The game had ended by the time he got through security and onto the field. The Goliaths had held their lead and a good portion of the crowd lingered, singing along to Tony Bennett. One of the on-field reporters recognized him and rushed over to be the first to interview him.


"Rachel Parker here, with the newest member of the San Francisco Goliaths, Marco Santiago." The crowd cheered, as word of his arrival spread and they played the interview on the scoreboard. "Did you come straight from the airport?"

"I sure did." Marco flashed his million-dollar grin. He earned the rest of his salary with his bat and his glove. "I'm just so happy to be here. In this ballpark. With these fans. And this team ... This team has a real good chance of going all the way. I can't wait to get out on the field and make a contribution. To thank the ownership for bringing me here."

"We're happy to have you here in San Francisco." The reporter was friendly, almost too perky. "What does your family think of the change?"

"I'm sure my mother will be happy for me." Guilt hit him at the realization he hadn't talked to her since the trade went down. She had to hear it on the news like everyone else. "But she's always been proud of me."

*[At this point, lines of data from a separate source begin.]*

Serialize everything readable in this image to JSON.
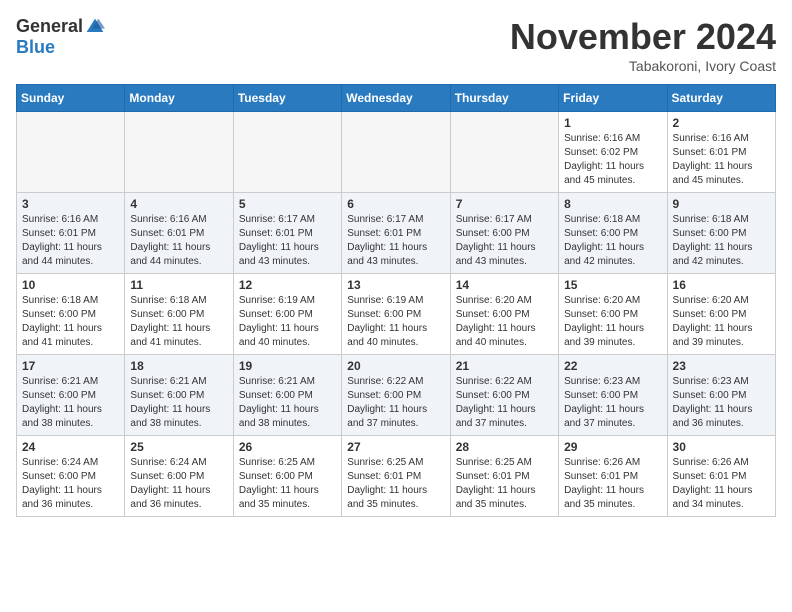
{
  "header": {
    "logo_general": "General",
    "logo_blue": "Blue",
    "month_title": "November 2024",
    "subtitle": "Tabakoroni, Ivory Coast"
  },
  "weekdays": [
    "Sunday",
    "Monday",
    "Tuesday",
    "Wednesday",
    "Thursday",
    "Friday",
    "Saturday"
  ],
  "weeks": [
    [
      {
        "day": "",
        "empty": true
      },
      {
        "day": "",
        "empty": true
      },
      {
        "day": "",
        "empty": true
      },
      {
        "day": "",
        "empty": true
      },
      {
        "day": "",
        "empty": true
      },
      {
        "day": "1",
        "sunrise": "Sunrise: 6:16 AM",
        "sunset": "Sunset: 6:02 PM",
        "daylight": "Daylight: 11 hours and 45 minutes."
      },
      {
        "day": "2",
        "sunrise": "Sunrise: 6:16 AM",
        "sunset": "Sunset: 6:01 PM",
        "daylight": "Daylight: 11 hours and 45 minutes."
      }
    ],
    [
      {
        "day": "3",
        "sunrise": "Sunrise: 6:16 AM",
        "sunset": "Sunset: 6:01 PM",
        "daylight": "Daylight: 11 hours and 44 minutes."
      },
      {
        "day": "4",
        "sunrise": "Sunrise: 6:16 AM",
        "sunset": "Sunset: 6:01 PM",
        "daylight": "Daylight: 11 hours and 44 minutes."
      },
      {
        "day": "5",
        "sunrise": "Sunrise: 6:17 AM",
        "sunset": "Sunset: 6:01 PM",
        "daylight": "Daylight: 11 hours and 43 minutes."
      },
      {
        "day": "6",
        "sunrise": "Sunrise: 6:17 AM",
        "sunset": "Sunset: 6:01 PM",
        "daylight": "Daylight: 11 hours and 43 minutes."
      },
      {
        "day": "7",
        "sunrise": "Sunrise: 6:17 AM",
        "sunset": "Sunset: 6:00 PM",
        "daylight": "Daylight: 11 hours and 43 minutes."
      },
      {
        "day": "8",
        "sunrise": "Sunrise: 6:18 AM",
        "sunset": "Sunset: 6:00 PM",
        "daylight": "Daylight: 11 hours and 42 minutes."
      },
      {
        "day": "9",
        "sunrise": "Sunrise: 6:18 AM",
        "sunset": "Sunset: 6:00 PM",
        "daylight": "Daylight: 11 hours and 42 minutes."
      }
    ],
    [
      {
        "day": "10",
        "sunrise": "Sunrise: 6:18 AM",
        "sunset": "Sunset: 6:00 PM",
        "daylight": "Daylight: 11 hours and 41 minutes."
      },
      {
        "day": "11",
        "sunrise": "Sunrise: 6:18 AM",
        "sunset": "Sunset: 6:00 PM",
        "daylight": "Daylight: 11 hours and 41 minutes."
      },
      {
        "day": "12",
        "sunrise": "Sunrise: 6:19 AM",
        "sunset": "Sunset: 6:00 PM",
        "daylight": "Daylight: 11 hours and 40 minutes."
      },
      {
        "day": "13",
        "sunrise": "Sunrise: 6:19 AM",
        "sunset": "Sunset: 6:00 PM",
        "daylight": "Daylight: 11 hours and 40 minutes."
      },
      {
        "day": "14",
        "sunrise": "Sunrise: 6:20 AM",
        "sunset": "Sunset: 6:00 PM",
        "daylight": "Daylight: 11 hours and 40 minutes."
      },
      {
        "day": "15",
        "sunrise": "Sunrise: 6:20 AM",
        "sunset": "Sunset: 6:00 PM",
        "daylight": "Daylight: 11 hours and 39 minutes."
      },
      {
        "day": "16",
        "sunrise": "Sunrise: 6:20 AM",
        "sunset": "Sunset: 6:00 PM",
        "daylight": "Daylight: 11 hours and 39 minutes."
      }
    ],
    [
      {
        "day": "17",
        "sunrise": "Sunrise: 6:21 AM",
        "sunset": "Sunset: 6:00 PM",
        "daylight": "Daylight: 11 hours and 38 minutes."
      },
      {
        "day": "18",
        "sunrise": "Sunrise: 6:21 AM",
        "sunset": "Sunset: 6:00 PM",
        "daylight": "Daylight: 11 hours and 38 minutes."
      },
      {
        "day": "19",
        "sunrise": "Sunrise: 6:21 AM",
        "sunset": "Sunset: 6:00 PM",
        "daylight": "Daylight: 11 hours and 38 minutes."
      },
      {
        "day": "20",
        "sunrise": "Sunrise: 6:22 AM",
        "sunset": "Sunset: 6:00 PM",
        "daylight": "Daylight: 11 hours and 37 minutes."
      },
      {
        "day": "21",
        "sunrise": "Sunrise: 6:22 AM",
        "sunset": "Sunset: 6:00 PM",
        "daylight": "Daylight: 11 hours and 37 minutes."
      },
      {
        "day": "22",
        "sunrise": "Sunrise: 6:23 AM",
        "sunset": "Sunset: 6:00 PM",
        "daylight": "Daylight: 11 hours and 37 minutes."
      },
      {
        "day": "23",
        "sunrise": "Sunrise: 6:23 AM",
        "sunset": "Sunset: 6:00 PM",
        "daylight": "Daylight: 11 hours and 36 minutes."
      }
    ],
    [
      {
        "day": "24",
        "sunrise": "Sunrise: 6:24 AM",
        "sunset": "Sunset: 6:00 PM",
        "daylight": "Daylight: 11 hours and 36 minutes."
      },
      {
        "day": "25",
        "sunrise": "Sunrise: 6:24 AM",
        "sunset": "Sunset: 6:00 PM",
        "daylight": "Daylight: 11 hours and 36 minutes."
      },
      {
        "day": "26",
        "sunrise": "Sunrise: 6:25 AM",
        "sunset": "Sunset: 6:00 PM",
        "daylight": "Daylight: 11 hours and 35 minutes."
      },
      {
        "day": "27",
        "sunrise": "Sunrise: 6:25 AM",
        "sunset": "Sunset: 6:01 PM",
        "daylight": "Daylight: 11 hours and 35 minutes."
      },
      {
        "day": "28",
        "sunrise": "Sunrise: 6:25 AM",
        "sunset": "Sunset: 6:01 PM",
        "daylight": "Daylight: 11 hours and 35 minutes."
      },
      {
        "day": "29",
        "sunrise": "Sunrise: 6:26 AM",
        "sunset": "Sunset: 6:01 PM",
        "daylight": "Daylight: 11 hours and 35 minutes."
      },
      {
        "day": "30",
        "sunrise": "Sunrise: 6:26 AM",
        "sunset": "Sunset: 6:01 PM",
        "daylight": "Daylight: 11 hours and 34 minutes."
      }
    ]
  ]
}
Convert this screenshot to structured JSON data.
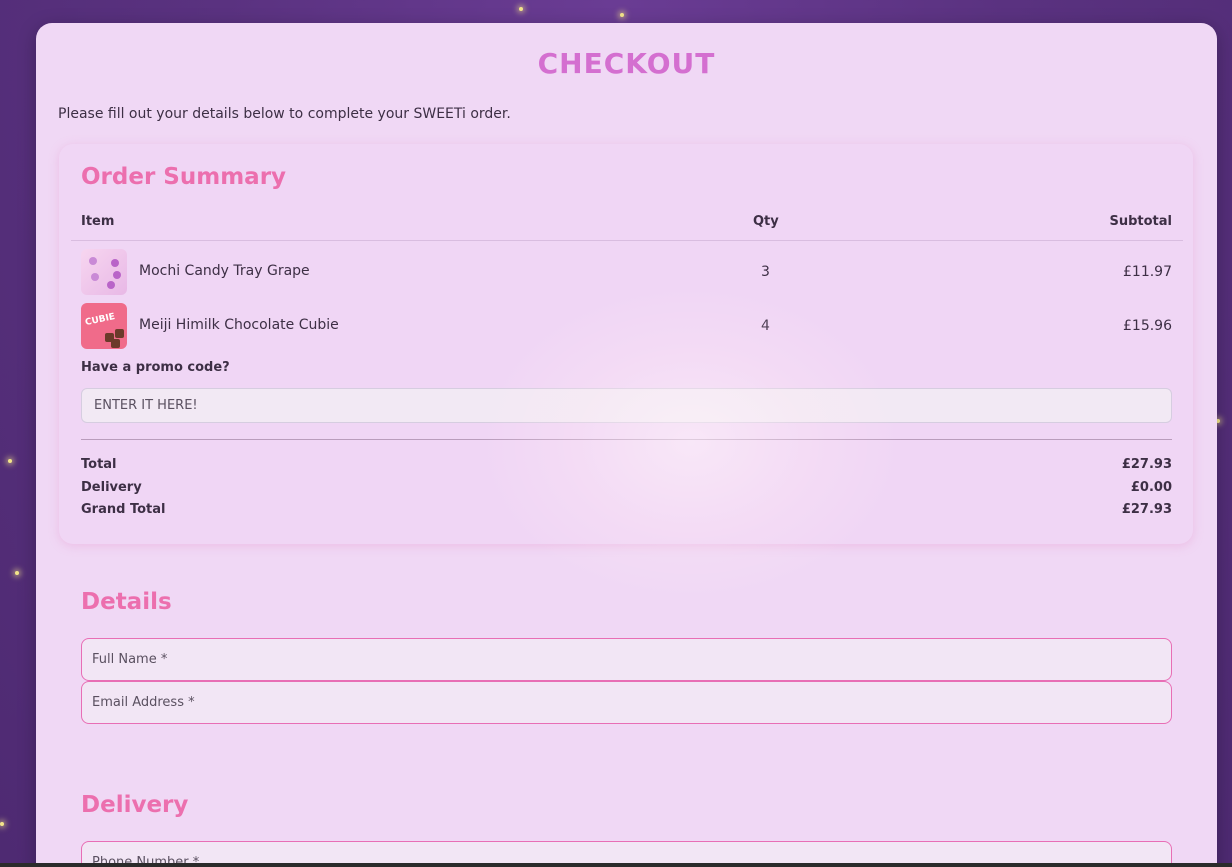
{
  "page": {
    "title": "CHECKOUT",
    "intro": "Please fill out your details below to complete your SWEETi order."
  },
  "order_summary": {
    "title": "Order Summary",
    "columns": {
      "item": "Item",
      "qty": "Qty",
      "subtotal": "Subtotal"
    },
    "items": [
      {
        "name": "Mochi Candy Tray Grape",
        "qty": "3",
        "subtotal": "£11.97"
      },
      {
        "name": "Meiji Himilk Chocolate Cubie",
        "qty": "4",
        "subtotal": "£15.96",
        "thumb_text": "CUBIE"
      }
    ],
    "promo": {
      "label": "Have a promo code?",
      "placeholder": "ENTER IT HERE!"
    },
    "totals": {
      "total_label": "Total",
      "total_value": "£27.93",
      "delivery_label": "Delivery",
      "delivery_value": "£0.00",
      "grand_label": "Grand Total",
      "grand_value": "£27.93"
    }
  },
  "details": {
    "title": "Details",
    "full_name_placeholder": "Full Name *",
    "email_placeholder": "Email Address *"
  },
  "delivery": {
    "title": "Delivery",
    "phone_placeholder": "Phone Number *"
  },
  "colors": {
    "accent_title": "#d46fd0",
    "section_title": "#ec6fae",
    "field_border": "#e86eb5",
    "background": "#5a3280"
  }
}
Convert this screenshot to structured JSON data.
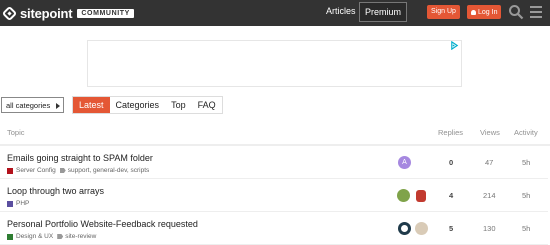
{
  "header": {
    "logo_text": "sitepoint",
    "logo_badge": "COMMUNITY",
    "nav_articles": "Articles",
    "nav_premium": "Premium",
    "signup_label": "Sign Up",
    "login_label": "Log In",
    "bg_color": "#333333",
    "accent_color": "#e45735"
  },
  "filters": {
    "category_dropdown": "all categories",
    "tabs": [
      {
        "label": "Latest",
        "active": true
      },
      {
        "label": "Categories",
        "active": false
      },
      {
        "label": "Top",
        "active": false
      },
      {
        "label": "FAQ",
        "active": false
      }
    ]
  },
  "table": {
    "columns": {
      "topic": "Topic",
      "replies": "Replies",
      "views": "Views",
      "activity": "Activity"
    },
    "rows": [
      {
        "title": "Emails going straight to SPAM folder",
        "category": "Server Config",
        "category_color": "#b3121c",
        "tags": "support, general-dev, scripts",
        "avatars": [
          {
            "letter": "A",
            "color": "#a688e0"
          }
        ],
        "replies": "0",
        "views": "47",
        "activity": "5h"
      },
      {
        "title": "Loop through two arrays",
        "category": "PHP",
        "category_color": "#5b4fa0",
        "tags": "",
        "avatars": [
          {
            "letter": "",
            "color": "#7fa34a"
          },
          {
            "letter": "",
            "color": "#c23a2f"
          }
        ],
        "replies": "4",
        "views": "214",
        "activity": "5h"
      },
      {
        "title": "Personal Portfolio Website-Feedback requested",
        "category": "Design & UX",
        "category_color": "#2e7d32",
        "tags": "site-review",
        "avatars": [
          {
            "letter": "",
            "color": "#1f3a4a"
          },
          {
            "letter": "",
            "color": "#d9cbb7"
          }
        ],
        "replies": "5",
        "views": "130",
        "activity": "5h"
      }
    ]
  }
}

"You're not married?" Was she asking for herself or all the single ladies who might be watching the broadcast?

"Just to my job." He hoped she would drop the subject of his personal life. He didn't have one. Didn't want one. Not until he was settled more permanently. "My focus is on helping my team get to the postseason. The ownership and management took a chance on me. I won't let them down. I won't let the fans down."

He didn't want to let anyone down.

The rest of the night was a blur. He signed quite a few autographs, took tons of pictures, and introduced himself to his teammates. His manager, Juan Javier, made him feel welcome, as did the coaches, trainers, and support staff. It probably didn't hurt showing up after a victory, when the whole ballpark was buzzing from the win.

The atmosphere had a much better vibe than in his former clubhouse these last few weeks. They weren't officially out of it, but with such high expectations the season had been more than disappointing. When management started trading away all their star players it started to feel like they were giving up. Rebuilding. In other words, dumping big salaries and trying to salvage their financial asses.